La proposta di ieri dei ministri dei trasporti va contro quella del Parlamento europeo, alla quale Dorfmann ha contribuito direttamente.
In base a quanto convenuto dai ministri ieri, in futuro i sistemi di pedaggio dovranno prendere in considerazione le emissioni di CO2 prodotte dai veicoli.
Il problema è che – sempre secondo la proposta dei ministri – gli stati membri restano liberi di decidere in merito alle esenzioni per i veicoli fino a 7,5 tonnellate.
 
«In questo modo i piccoli autocarri potrebbero sfuggire al rincaro del pedaggio legato alle loro emissioni di CO2. Questo è un errore», sostiene Dorfmann.
Secondo Dorfmann, la revisione della direttiva sui costi stradali dovrebbe anche consentire di mettere in atto un «pedaggio di corridoio».
A questo proposito, la proposta dei ministri dei trasporti prevede in effetti la possibilità di aumentare i costi dei pedaggi in quei territori che sono particolarmente colpiti dal traffico, come le regioni alpini attraversate dal corridoio del Brennero. Il tetto massimo del rincaro, però, si fermerebbe al 50 per cento.
Inoltre, per i rincari superiori al 25 per cento, sarebbe necessario l’ok dei governi degli stati coinvolti.

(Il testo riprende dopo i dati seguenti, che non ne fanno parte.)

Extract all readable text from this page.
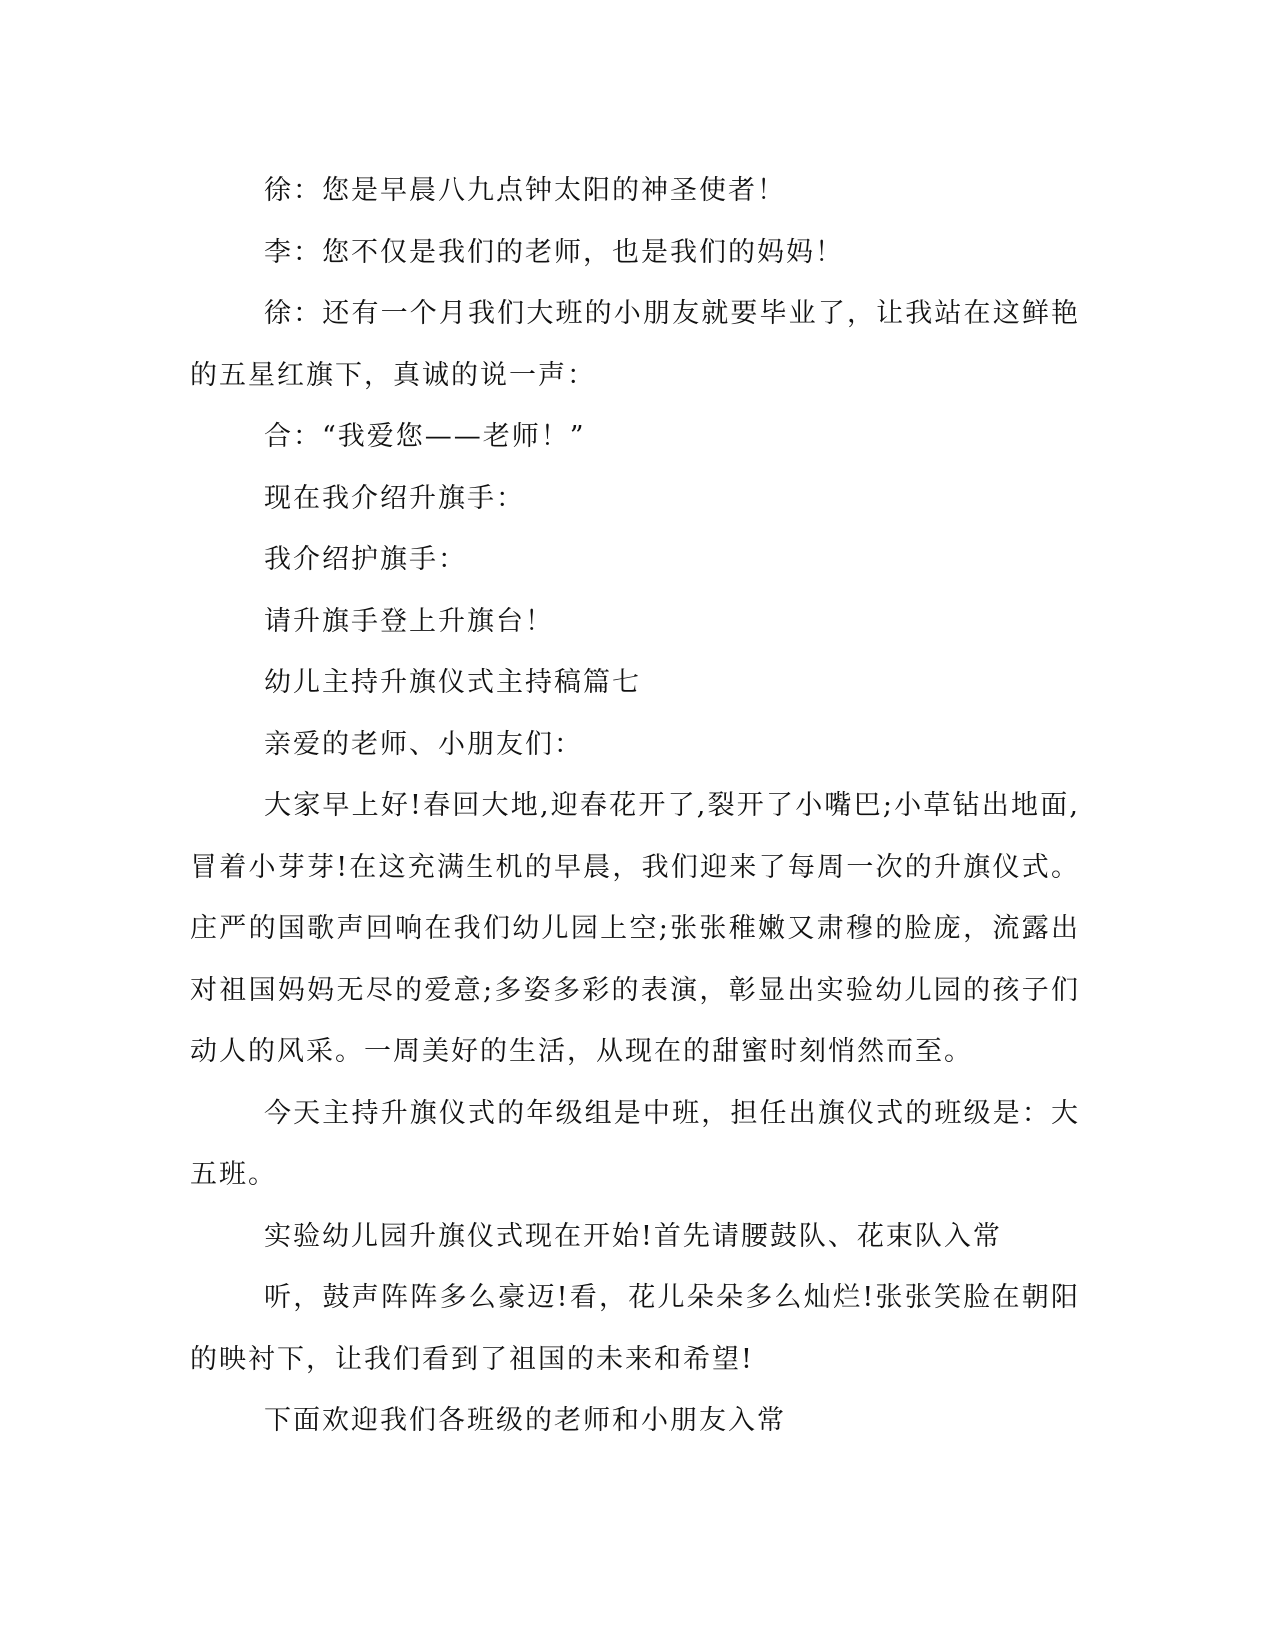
徐：您是早晨八九点钟太阳的神圣使者！

李：您不仅是我们的老师，也是我们的妈妈！

徐：还有一个月我们大班的小朋友就要毕业了，让我站在这鲜艳的五星红旗下，真诚的说一声：

合：“我爱您——老师！”

现在我介绍升旗手：

我介绍护旗手：

请升旗手登上升旗台！

幼儿主持升旗仪式主持稿篇七

亲爱的老师、小朋友们：

大家早上好!春回大地,迎春花开了,裂开了小嘴巴;小草钻出地面,冒着小芽芽!在这充满生机的早晨，我们迎来了每周一次的升旗仪式。庄严的国歌声回响在我们幼儿园上空;张张稚嫩又肃穆的脸庞，流露出对祖国妈妈无尽的爱意;多姿多彩的表演，彰显出实验幼儿园的孩子们动人的风采。一周美好的生活，从现在的甜蜜时刻悄然而至。

今天主持升旗仪式的年级组是中班，担任出旗仪式的班级是：大五班。

实验幼儿园升旗仪式现在开始!首先请腰鼓队、花束队入常

听，鼓声阵阵多么豪迈!看，花儿朵朵多么灿烂!张张笑脸在朝阳的映衬下，让我们看到了祖国的未来和希望!

下面欢迎我们各班级的老师和小朋友入常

«Se prevalesse questa posizione, in futuro il governo italiano potrebbe bloccare i tentativi di aumento del pedaggio lungo il corridoio del Brennero» – spiega Dorfmann, che critica anche il tetto del 50 per cento, a suo dire «troppo basso per consentire di risolvere il problema del traffico deviato lungo l'autostrada del Brennero.»
 
Resta irrisolto anche il problema dell'armonizzazione dei sistemi di pedaggio.
La proposta dei ministri dei Trasporti lascia infatti agli stati membri la possibilità di continuare a scegliere tra sistemi di pedaggio basati sulla distanza o sul tempo.
«Sono tutte proposte molto deludenti. Va riaperta una discussione», afferma Dorfmann, facendo notare che «ora inizieranno i negoziati tra il Consiglio – che rappresenta gli stati membri – e il Parlamento europeo».
«Noi in Parlamento abbiamo presentato già nel 2018 una proposta molto ambiziosa, che dovrà ora essere tenuta in considerazione. Altrimenti non ci sarà nessun accordo», conclude l’europarlamentare.